Мой взгляд моментально останавливается на Снейпе, который согласно кивает. Новый глупый вопрос вырывается сам собой:
– Что значит «пытал»?
– То и значит, – нехотя откликается профессор и ведёт подбородком, а я тут же замечаю неровную линию свежего шрама, проходящую от его уха, по острой линии челюсти и вниз по шее, – он почуял неладное и начал подозревать каждого своего последователя в измене.
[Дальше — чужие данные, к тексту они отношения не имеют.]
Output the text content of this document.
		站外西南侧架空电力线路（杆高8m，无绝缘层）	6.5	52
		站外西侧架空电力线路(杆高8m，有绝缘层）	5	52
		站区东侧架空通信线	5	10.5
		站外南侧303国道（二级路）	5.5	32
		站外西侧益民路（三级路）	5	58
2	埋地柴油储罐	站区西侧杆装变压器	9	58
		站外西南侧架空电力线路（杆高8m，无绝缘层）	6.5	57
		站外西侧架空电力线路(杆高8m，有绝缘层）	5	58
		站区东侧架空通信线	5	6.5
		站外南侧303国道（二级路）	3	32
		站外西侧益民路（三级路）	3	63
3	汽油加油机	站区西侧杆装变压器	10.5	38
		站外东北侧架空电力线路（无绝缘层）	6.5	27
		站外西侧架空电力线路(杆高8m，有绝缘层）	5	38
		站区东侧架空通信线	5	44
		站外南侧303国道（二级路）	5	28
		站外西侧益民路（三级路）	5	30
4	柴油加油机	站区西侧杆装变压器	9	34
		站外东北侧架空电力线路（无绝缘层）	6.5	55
Вызывал по одному, задавал вопросы и зверел на глазах, когда не получал необходимые ответы.
– Он считает, что один из Пожирателей предал его, – продолжает мысль Дамблдор, когда Снейп под прицелом моего взволнованного взгляда замолкает и отходит за спины остальных, – что кто-то передаёт информацию Ордену. Информацию о крестражах.
Пока я перевариваю услышанное и ничего не могу поделать с тем, что мой взгляд неумолимо возвращается к Снейпу, замершему в тени излюбленного стеллажа, Кингсли принимает «эстафету» от директора:
– Мы знали, что благодаря истории с портключом в Чехию Реддл заподозрил неладное. Он стал контролировать любые перемещения за пределы Великобритании, что только подтверждало наши самые худшие опасения. Мы действовали сгоряча, хотя я говорил Дамблдору, что надо подождать и всё тщательно продумать, но вы, директор, настаивали на том, что время не ждёт.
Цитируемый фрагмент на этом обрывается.